Calculating Strain in a Steel Cable Supporting a Freight Elevator

In summary: Tensile stress is the maximum stress a material can withstand before it breaks. In summary, a 1260kg freight elevator is supported by a steel cable of diameter 34.9mm. The cable is loaded with a crowd of people collectively having a mass of 2850kg and it is descending at a constant speed of 2.30 m/s. The strain on the cable is computed to be 367740.788 Pa.
  • #1
Tycho
23
0
A 1260kg freight elevator is supported by a steel cable of diameter 34.9mm. It is loaded with a crowd of people collectively having a mass of 2850kg and it is descending.

a) What is the strain on the cable while the elevator is descending at the constant speed of 2.30 m/s?

b) What is the strain in the cable when it is brought to a stop in 0.600s?

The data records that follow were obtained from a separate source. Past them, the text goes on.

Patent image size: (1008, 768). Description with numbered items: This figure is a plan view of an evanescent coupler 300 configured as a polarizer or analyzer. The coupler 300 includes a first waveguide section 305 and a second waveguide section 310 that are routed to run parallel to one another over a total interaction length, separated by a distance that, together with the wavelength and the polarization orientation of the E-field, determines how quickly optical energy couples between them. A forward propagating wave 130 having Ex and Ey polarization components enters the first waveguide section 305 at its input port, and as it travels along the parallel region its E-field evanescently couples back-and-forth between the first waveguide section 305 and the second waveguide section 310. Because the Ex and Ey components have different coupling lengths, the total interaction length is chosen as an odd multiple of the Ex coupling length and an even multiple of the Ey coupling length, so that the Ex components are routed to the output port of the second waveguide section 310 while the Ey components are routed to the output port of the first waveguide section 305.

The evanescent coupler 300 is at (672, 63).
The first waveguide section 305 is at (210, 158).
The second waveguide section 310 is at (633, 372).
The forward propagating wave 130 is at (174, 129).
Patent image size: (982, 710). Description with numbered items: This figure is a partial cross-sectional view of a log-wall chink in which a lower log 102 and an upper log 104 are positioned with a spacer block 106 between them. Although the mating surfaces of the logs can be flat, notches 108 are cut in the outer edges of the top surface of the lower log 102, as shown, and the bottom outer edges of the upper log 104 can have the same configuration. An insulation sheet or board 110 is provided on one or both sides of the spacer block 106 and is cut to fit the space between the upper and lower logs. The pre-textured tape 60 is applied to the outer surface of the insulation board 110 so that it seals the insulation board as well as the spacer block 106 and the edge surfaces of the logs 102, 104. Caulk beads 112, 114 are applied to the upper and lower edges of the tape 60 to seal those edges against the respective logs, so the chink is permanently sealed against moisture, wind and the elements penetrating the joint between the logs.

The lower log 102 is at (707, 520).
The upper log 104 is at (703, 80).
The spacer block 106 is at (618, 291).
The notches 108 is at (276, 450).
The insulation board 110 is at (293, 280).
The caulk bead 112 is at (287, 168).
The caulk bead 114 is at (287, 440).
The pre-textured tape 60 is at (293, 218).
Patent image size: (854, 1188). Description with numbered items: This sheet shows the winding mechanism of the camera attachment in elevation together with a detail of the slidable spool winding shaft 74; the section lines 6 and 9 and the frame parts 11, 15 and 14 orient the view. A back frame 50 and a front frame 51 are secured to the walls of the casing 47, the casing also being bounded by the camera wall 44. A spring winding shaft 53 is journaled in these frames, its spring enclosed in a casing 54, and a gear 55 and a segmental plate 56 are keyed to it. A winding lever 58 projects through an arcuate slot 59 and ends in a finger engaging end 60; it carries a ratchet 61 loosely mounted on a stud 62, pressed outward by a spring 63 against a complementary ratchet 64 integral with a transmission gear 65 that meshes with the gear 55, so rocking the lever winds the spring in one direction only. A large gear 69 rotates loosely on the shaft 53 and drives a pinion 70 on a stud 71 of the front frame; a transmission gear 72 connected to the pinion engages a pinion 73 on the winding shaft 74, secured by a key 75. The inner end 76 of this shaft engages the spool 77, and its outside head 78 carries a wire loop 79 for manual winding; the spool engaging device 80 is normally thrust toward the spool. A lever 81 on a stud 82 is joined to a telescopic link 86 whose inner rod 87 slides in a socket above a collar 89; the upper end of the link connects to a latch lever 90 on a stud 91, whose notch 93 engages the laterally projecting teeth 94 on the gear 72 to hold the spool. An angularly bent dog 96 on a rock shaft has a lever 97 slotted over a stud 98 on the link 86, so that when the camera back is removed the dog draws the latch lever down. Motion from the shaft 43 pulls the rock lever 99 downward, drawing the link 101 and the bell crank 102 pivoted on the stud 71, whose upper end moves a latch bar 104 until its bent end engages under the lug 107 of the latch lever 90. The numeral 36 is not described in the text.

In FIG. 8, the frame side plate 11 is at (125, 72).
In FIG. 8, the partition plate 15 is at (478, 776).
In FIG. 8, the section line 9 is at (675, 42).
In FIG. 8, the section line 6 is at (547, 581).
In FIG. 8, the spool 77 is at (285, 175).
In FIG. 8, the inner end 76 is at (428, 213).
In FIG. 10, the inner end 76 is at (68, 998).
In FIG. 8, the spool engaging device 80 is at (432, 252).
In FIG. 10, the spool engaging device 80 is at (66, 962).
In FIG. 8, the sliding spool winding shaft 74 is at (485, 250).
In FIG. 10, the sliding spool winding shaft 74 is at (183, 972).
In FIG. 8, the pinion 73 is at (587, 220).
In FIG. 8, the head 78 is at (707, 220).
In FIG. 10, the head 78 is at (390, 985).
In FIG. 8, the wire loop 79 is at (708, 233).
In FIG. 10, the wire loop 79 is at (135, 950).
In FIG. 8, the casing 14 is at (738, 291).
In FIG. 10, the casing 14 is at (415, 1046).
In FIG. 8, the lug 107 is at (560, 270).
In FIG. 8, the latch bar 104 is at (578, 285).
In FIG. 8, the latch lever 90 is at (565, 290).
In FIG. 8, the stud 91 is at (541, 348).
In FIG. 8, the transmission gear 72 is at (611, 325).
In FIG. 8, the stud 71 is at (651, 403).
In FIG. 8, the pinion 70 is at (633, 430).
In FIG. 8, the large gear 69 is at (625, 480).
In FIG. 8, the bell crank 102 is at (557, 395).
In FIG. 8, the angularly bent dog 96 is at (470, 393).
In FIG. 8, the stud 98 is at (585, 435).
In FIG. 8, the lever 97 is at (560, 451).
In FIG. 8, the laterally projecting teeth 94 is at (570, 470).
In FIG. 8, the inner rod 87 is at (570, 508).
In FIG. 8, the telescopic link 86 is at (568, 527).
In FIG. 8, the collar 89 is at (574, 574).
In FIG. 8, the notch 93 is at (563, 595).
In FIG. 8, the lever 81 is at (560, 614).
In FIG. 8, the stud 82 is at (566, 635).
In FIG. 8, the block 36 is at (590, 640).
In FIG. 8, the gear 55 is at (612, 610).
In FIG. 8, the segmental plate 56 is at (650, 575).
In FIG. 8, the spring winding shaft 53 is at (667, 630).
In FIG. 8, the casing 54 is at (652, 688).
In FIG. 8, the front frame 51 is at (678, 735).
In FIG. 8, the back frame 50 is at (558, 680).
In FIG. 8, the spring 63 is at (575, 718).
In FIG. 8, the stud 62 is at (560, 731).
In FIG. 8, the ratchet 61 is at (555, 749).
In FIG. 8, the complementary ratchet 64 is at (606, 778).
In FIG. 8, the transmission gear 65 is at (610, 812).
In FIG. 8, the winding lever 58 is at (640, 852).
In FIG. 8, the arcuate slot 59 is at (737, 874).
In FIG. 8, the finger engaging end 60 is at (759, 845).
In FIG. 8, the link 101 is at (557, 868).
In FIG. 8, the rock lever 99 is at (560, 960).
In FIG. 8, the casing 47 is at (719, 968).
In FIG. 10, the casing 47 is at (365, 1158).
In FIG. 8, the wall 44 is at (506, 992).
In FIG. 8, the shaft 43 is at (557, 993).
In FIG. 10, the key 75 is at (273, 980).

okay this doesn't seem to be very hard, but as i tried to do it, i just keep getting stuck.
okay firstly: strain.
i only know of 2 types of strain: tensile, and shear. this definitely isn't a shear strain problem since the force applied is not directed parallel to the surface.
that leaves tensile strain. Tensile strain is (the change in length in response to applied stress) / (relaxed length) is it not? But if this is what i am supposed to use, shouldn't the problem have given me an initial legth of the cable? This leads me to believe that i am confused on the concept of strain. Is there a different type of strain that i am missing, or should there be another step?

Thanks physics gurus!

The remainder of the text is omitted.